One of our primary goals as educators should be to place young people in a position to understand how government and civil society operate.

Sparked by work done at the Little Red School House & Elisabeth Irwin High School, New York City’s educators have begun this important process. The Urban Citizen Project creates strategic partnerships that bring together educators and community leaders to design experiential, problem-based, and student- centered learning that prepares students for active citizenship and informed civic involvement. The Urban Citizen Project proceeds from three basic principles. First, students learn when they are personally invested in the subject matter, when formal concepts are embedded in meaningful contexts, and when they work alongside adults who care about them and have wisdom and expertise to share. Second, civic education must build on firsthand experiences of local governing mechanisms, political structures, and critical issues—these should provide the “core content” of meaningful education for democracy. Third, their educational experience must provide students with opportunities to develop and apply the civic skills, knowledge, and values that democracy requires of its citizens—in real-world situations that resonate with meaning for their own lives and the life of their communities.

This winter, the Urban Citizen Project will host a conference titled “Re-Imagining New York.” Its objective will be to involve students actively in the process of rebuilding, renewing, and revitalizing the city.
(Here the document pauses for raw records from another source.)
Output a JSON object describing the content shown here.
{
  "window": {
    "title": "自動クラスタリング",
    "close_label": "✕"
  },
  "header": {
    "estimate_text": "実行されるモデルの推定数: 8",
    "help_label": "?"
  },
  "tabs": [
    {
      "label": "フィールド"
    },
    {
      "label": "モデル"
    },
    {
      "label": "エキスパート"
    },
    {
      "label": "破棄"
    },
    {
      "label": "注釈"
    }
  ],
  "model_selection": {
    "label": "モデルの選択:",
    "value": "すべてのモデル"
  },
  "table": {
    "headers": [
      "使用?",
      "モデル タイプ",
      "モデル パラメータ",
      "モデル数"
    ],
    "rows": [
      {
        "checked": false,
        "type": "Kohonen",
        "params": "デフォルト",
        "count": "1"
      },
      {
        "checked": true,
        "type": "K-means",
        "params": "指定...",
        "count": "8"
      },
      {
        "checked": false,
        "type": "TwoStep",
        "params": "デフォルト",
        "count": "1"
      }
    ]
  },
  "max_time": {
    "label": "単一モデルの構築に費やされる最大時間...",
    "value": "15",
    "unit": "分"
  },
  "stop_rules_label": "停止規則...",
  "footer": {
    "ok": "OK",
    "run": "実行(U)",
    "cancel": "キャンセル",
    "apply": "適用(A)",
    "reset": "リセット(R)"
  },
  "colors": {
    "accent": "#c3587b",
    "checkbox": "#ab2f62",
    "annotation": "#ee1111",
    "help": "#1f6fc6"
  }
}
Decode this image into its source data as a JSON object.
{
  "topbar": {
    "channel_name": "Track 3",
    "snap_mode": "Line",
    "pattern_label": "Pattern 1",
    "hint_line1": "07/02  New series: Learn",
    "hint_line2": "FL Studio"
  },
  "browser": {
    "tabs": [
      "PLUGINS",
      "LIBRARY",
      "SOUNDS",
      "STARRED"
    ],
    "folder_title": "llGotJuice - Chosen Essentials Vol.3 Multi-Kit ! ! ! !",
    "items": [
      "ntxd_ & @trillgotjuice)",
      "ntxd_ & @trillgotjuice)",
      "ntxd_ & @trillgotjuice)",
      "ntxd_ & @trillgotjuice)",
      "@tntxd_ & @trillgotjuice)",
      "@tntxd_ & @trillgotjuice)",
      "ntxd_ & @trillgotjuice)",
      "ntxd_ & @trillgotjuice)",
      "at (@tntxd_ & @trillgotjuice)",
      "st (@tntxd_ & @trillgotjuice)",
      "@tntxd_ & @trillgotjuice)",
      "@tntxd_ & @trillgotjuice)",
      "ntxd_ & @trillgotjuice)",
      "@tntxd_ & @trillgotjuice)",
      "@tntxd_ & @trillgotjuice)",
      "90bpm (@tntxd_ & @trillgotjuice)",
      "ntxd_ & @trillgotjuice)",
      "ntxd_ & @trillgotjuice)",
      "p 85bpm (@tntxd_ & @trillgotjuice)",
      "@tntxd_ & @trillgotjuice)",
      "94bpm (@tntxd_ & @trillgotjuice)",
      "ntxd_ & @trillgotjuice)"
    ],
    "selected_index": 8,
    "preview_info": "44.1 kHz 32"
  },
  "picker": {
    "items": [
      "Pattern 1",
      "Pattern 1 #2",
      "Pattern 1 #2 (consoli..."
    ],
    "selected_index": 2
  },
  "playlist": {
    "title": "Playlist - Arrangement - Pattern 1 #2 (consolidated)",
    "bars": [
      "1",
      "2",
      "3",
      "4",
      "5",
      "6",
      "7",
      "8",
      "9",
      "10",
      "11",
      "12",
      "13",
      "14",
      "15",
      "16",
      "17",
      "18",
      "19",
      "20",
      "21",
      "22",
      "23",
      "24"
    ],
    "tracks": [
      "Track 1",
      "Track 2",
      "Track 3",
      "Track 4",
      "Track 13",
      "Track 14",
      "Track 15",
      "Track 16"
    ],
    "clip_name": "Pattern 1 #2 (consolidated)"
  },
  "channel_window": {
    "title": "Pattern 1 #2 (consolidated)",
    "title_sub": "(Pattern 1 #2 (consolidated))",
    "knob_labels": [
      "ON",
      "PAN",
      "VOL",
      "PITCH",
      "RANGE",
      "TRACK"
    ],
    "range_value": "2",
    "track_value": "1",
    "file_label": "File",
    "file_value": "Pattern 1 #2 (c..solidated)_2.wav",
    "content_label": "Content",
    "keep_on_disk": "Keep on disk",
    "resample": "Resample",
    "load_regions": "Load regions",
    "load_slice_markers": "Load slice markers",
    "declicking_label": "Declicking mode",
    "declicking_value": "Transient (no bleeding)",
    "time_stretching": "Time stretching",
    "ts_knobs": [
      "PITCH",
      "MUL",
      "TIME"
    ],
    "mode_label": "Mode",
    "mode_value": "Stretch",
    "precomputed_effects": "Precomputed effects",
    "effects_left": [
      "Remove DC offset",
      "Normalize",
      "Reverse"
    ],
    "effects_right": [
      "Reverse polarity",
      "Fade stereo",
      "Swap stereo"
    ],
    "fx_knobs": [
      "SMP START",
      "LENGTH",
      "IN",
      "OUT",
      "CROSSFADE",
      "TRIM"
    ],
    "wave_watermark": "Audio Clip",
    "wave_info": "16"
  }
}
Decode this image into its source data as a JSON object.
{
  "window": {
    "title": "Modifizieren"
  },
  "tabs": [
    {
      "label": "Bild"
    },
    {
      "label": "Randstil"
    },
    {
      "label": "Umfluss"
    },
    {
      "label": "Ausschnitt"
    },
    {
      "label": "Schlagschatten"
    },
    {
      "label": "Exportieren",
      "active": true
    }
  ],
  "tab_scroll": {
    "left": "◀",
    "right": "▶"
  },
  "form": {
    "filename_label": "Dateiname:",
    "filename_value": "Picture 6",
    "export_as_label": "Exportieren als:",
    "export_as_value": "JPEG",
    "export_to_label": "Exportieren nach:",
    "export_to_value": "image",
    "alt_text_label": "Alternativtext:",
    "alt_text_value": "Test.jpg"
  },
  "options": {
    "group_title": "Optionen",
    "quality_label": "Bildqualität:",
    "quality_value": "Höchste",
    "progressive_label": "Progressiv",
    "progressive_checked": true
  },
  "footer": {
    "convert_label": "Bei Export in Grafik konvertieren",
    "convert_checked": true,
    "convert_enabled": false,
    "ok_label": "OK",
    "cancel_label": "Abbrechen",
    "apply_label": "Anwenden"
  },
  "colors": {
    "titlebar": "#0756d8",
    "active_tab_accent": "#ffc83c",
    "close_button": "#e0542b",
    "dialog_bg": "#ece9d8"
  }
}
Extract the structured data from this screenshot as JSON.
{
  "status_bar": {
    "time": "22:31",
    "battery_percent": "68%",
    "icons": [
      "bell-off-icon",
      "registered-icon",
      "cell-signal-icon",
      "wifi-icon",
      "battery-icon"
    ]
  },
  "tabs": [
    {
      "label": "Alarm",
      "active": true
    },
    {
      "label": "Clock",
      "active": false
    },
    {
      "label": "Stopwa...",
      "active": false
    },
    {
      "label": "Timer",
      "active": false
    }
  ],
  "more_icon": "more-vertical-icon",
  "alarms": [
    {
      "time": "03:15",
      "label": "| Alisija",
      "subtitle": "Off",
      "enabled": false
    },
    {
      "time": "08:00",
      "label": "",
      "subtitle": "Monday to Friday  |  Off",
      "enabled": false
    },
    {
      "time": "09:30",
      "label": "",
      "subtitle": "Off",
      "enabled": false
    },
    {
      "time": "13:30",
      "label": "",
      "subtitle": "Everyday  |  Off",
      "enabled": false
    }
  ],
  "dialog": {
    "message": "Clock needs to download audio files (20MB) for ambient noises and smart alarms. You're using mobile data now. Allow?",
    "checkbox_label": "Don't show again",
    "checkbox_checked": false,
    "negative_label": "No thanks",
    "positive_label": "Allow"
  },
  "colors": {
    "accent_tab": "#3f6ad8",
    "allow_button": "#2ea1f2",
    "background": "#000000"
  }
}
Students from public and private schools across New York City will work alongside political and civic leaders, scholars, community activists, architects, and urban planners. They will learn from experts in economic development, environmental impact, housing, education, and transportation. They will meet with residents of Lower Manhattan, who have the largest stake in the plans to rebuild on the World Trade Center site. Conversely, they will also study the ways other cities around the world have recovered from their own cataclysmic events. Ultimately, they will develop their own ideas about what a new downtown—indeed, what a future New York—might become, and they will work on designs for a memorial that ensures that we will always remember and learn from the past even as we imagine and invent the future.

The New York City our civic leaders have pledged to listen to must include New York's students.

Perhaps the most important legacy of the fateful time we have lived through will be the revival of civic culture that last year’s tragic events have spurred. Our schools must be partners in that revival.

Today’s students are tomorrow’s citizens and civic leaders. They must understand—not only here in New York, but also across the nation—how democracy works and be motivated to become actively involved. As Dewey, and Thomas Jefferson and Horace Mann before him, told us long ago, American schools have a special responsibility to provide our young people with an education in democracy.

The New York City our civic leaders have pledged to listen to must include New York’s students. There is a lot to learn. But if given the opportunity, they also have a great deal to offer those whose responsibility it is to leave them a better place in which to live. New York’s teachers know. They’ve been listening to them.

Nicholas O’Han is the high school principal at Little Red School House & Elisabeth Irwin High School and the director of the Urban Citizen Project in New York City.